A redução ocorreu depois que a prefeitura de Ribeirão Pires autuou a Companhia de Saneamento Básico do Estado de São Paulo (Sabesp). Os tratores tiveram que voltar ao Rio Taiçupeba-Mirim para reforçar as paredes do córrego na região do alagamento. Elas estavam cedendo com a força da água e estão recebendo um muro de pedras.
Chuva em 2015
O mês de outubro terminou sem que as chuvas atingissem a média história. Ao longo do mês choveu 94,5 mm, 82,2% da média histórica de 115 milímetros.

Em setembro choveu o dobro do esperado para o mês no Alto Tietê. Segundo a Sabesp, a pluviometria acumulada foi de 170,2 mm, 108% superior à média histórica. Após 40 dias em queda, o índice dos reservatórios voltou a subir no dia 8. A média histórica foi superada no dia 9 de setembro, quando, em apenas um dia, choveu 57,3 mm. Esta foi a maior chuva do ano.

As chuvas de agosto foram 49% menores do que o esperado. A pluviometria acumulada ficou em 18,6 mm, quando a média histórica é de 36,7 mm.

Julho chegou ao fim com uma pluviometria 16,6% maior do que a média histórica para o mês, segundo os dados da Sabesp.
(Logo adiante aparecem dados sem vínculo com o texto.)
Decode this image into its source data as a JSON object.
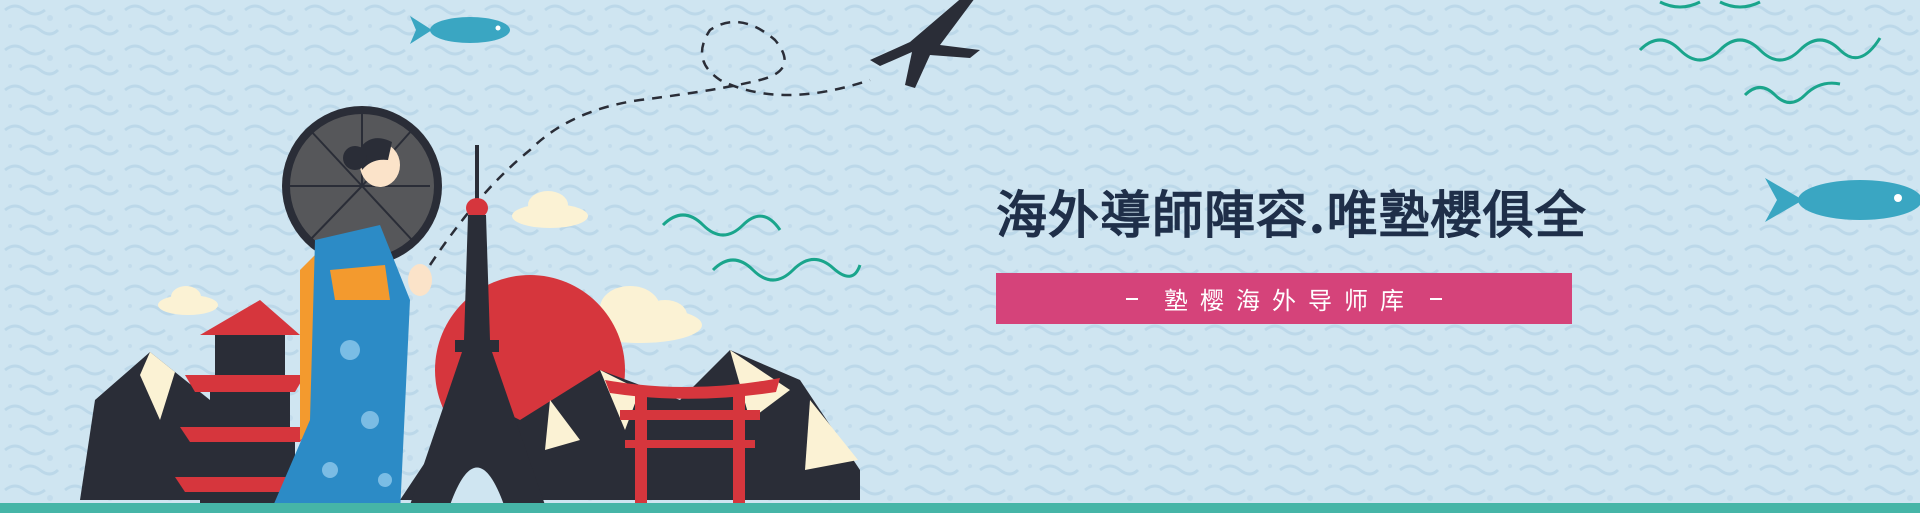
{
  "headline": "海外導師陣容.唯塾櫻俱全",
  "ribbon": {
    "label": "塾樱海外导师库"
  },
  "colors": {
    "sky": "#cfe5f1",
    "headline": "#1f2f49",
    "ribbon": "#d5437a",
    "sun": "#d6363d",
    "mountain": "#2a2d37",
    "snow": "#fbf2d4",
    "teal": "#46b5a7",
    "fish": "#3aa6c2",
    "wave": "#1aa58c",
    "kimono": "#2c8bc6",
    "torii": "#d6363d"
  },
  "icons": [
    "airplane-icon",
    "fish-icon",
    "wave-icon",
    "cloud-icon",
    "umbrella-icon",
    "pagoda-icon",
    "tower-icon",
    "torii-gate-icon",
    "sun-icon",
    "mountain-icon",
    "geisha-icon"
  ]
}
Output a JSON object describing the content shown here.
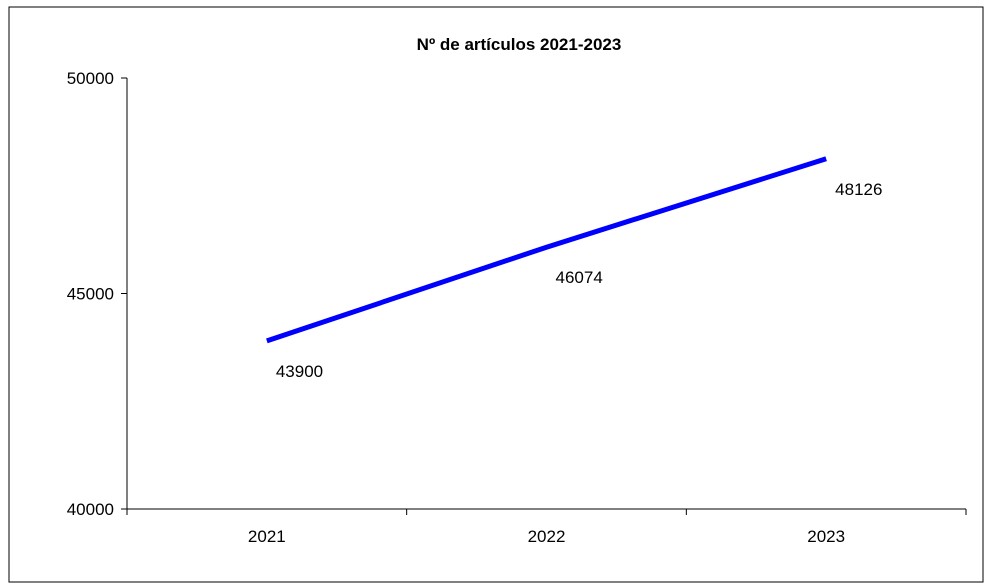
{
  "chart_data": {
    "type": "line",
    "title": "Nº de artículos  2021-2023",
    "xlabel": "",
    "ylabel": "",
    "categories": [
      "2021",
      "2022",
      "2023"
    ],
    "series": [
      {
        "values": [
          43900,
          46074,
          48126
        ],
        "data_labels": [
          "43900",
          "46074",
          "48126"
        ],
        "color": "#0000FF"
      }
    ],
    "ylim": [
      40000,
      50000
    ],
    "yticks": [
      40000,
      45000,
      50000
    ],
    "ytick_labels": [
      "40000",
      "45000",
      "50000"
    ],
    "grid": false,
    "legend": "none"
  }
}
A pluviometria foi de 57,4 mm e a média histórica para o mês era de 49,2 mm.
Em junho choveu menos do que a média histórica. A pluviometria acumulada no mês foi 31,1% menor do que a média histórica, que é de 55,5 mm.
Já entre fevereiro e maio choveu mais do que a média histórica. Antes de junho, o índice foi inferior à média apenas em janeiro, quando a pluviometria foi 58,7% menor do que a média histórica.
O sistema
Desde dezembro de 2013, a água da região é utilizada para abastecer parte dos moradores antes atendidos pelo Cantareira em bairros como Penha, Cangaíba, Vila Formosa, Vila Maria e parte da Mooca.
Segundo a Companhia de Saneamento Básico do Estado de São Paulo (Sabesp), a população atendida pelo sistema saltou de 3,8 milhões de pessoas para 5 milhões. Um ano depois de começar a ser usado como reforço do Cantareira, em dezembro de 2014, o sistema chegou a operar com apenas 4,2% da capacidade. O volume das represas aumentou do início do ano até maio, quando atingiu o pico de 2015 de 23,3% no dia 14. Desde então tem sofrido sucessivas quedas.